Step 5: Verify Interface Status and Ping PC and Server from Palo Alto Firewall
1. Go to Dashboard > Network > Interfaces
Check that ethernet1/1, 1/2, and 1/3 all show green UP status.
2. Create Interface Management Profile
● Go to Dashboard > Network > Network Profiles > Interface Mgmt
● Click on "Add" and give any name to the Interface Management profile (Like Allow_Ping_SSH_HTTP)
● Select services "ping" and click on "Add" to permit IP addresses subnets as 192.168.1.0/24
3. Apply the Management Interface Profile (Allow_Ping_SSH_HTTP) on Interfaces
4. Go to Dashboard > Network > Interfaces
5. Click on ethernet1/1
6. Advance > Management Profile
7. Select Create management profile "Allow_Ping_SSH_HTTP" from the drop-down
Once the interface management profile has been applied to all interfaces, click Commit (top-right corner) to apply changes.

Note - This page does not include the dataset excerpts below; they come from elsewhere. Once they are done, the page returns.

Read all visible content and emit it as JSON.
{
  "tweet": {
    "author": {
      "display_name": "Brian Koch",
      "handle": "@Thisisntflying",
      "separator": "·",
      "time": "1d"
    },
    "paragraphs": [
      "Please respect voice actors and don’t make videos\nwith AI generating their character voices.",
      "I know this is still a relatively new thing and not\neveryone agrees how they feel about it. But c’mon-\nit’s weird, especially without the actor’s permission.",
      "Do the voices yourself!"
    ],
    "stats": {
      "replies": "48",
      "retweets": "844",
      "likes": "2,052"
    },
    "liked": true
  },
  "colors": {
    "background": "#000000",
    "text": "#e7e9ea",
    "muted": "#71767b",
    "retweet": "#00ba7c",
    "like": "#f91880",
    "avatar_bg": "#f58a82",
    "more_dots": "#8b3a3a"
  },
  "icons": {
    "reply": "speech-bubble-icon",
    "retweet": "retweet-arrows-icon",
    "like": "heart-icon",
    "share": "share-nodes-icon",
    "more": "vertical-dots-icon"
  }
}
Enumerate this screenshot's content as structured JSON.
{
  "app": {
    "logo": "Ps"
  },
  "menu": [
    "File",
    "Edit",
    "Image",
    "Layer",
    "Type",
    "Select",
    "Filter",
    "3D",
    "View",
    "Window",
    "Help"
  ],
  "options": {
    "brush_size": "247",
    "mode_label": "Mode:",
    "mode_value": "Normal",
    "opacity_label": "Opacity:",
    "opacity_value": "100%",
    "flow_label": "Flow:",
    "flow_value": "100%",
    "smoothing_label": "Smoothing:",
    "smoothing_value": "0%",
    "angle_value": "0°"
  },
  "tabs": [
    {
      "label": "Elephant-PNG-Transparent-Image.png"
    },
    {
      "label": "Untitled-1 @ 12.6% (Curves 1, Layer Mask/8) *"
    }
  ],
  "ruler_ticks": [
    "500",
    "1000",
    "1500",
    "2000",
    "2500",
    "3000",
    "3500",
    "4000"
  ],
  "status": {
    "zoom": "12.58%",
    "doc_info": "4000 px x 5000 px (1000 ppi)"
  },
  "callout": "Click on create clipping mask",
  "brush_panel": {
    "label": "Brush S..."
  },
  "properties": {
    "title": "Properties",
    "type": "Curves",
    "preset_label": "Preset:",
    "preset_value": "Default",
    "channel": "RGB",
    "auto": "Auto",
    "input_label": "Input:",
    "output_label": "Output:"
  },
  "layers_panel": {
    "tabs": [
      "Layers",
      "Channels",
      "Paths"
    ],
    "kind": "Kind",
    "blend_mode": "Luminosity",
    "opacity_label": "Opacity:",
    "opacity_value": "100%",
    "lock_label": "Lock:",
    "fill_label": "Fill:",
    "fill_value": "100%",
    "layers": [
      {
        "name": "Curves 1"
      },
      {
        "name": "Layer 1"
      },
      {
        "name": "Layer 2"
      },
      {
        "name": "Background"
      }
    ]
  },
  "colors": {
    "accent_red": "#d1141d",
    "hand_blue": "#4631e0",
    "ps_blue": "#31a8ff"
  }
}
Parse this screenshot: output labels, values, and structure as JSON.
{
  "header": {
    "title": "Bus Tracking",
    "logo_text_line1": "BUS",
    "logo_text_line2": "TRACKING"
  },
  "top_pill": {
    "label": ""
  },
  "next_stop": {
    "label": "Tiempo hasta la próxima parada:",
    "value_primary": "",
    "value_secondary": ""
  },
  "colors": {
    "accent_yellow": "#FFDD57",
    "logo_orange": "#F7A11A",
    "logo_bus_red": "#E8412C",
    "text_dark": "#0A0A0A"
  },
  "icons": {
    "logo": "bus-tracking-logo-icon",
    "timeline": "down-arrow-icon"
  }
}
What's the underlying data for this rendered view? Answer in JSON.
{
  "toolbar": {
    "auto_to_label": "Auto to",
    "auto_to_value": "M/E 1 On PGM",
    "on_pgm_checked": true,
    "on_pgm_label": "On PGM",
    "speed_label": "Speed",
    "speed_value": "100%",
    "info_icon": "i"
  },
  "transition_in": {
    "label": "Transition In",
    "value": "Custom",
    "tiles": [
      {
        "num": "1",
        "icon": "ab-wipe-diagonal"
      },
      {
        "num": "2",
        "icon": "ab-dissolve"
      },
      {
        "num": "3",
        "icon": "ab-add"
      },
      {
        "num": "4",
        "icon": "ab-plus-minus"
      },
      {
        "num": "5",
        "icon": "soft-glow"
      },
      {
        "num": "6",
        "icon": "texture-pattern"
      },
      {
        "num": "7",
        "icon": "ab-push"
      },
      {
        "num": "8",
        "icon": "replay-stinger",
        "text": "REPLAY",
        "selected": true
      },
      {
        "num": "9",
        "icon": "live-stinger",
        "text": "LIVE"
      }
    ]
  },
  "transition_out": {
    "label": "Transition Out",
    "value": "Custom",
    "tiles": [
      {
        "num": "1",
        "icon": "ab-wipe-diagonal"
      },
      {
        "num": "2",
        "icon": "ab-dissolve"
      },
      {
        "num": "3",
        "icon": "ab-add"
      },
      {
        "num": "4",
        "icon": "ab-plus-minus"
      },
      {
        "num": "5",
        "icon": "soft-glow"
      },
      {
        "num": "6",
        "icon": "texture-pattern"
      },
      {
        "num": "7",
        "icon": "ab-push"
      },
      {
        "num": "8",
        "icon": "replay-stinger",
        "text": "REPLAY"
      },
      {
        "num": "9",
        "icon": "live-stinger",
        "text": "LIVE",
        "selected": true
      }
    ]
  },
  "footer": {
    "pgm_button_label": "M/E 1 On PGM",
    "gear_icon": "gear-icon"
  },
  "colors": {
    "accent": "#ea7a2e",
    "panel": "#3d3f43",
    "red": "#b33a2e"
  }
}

Then on open the PC console and try to do a ping test to the Palo Alto firewall interface, ethernet1/2 192.168.1.1:
ping 192.168.1.1
On Palo Alto console CLI
ping source 192.168.1.1 host 192.168.1.10
Similarly, you can apply the interface management profile on other interfaces, ethernet1/2 and ethernet1/3, to check the layer 3 connectivity.
Note: In our case, we have also applied the interface management profile on ethernet1/1 to check the reachability towards the internet gateway.
ping source 192.168.100.1 host 192.168.100.254
If ping is successful, Layer 3 connectivity is working fine.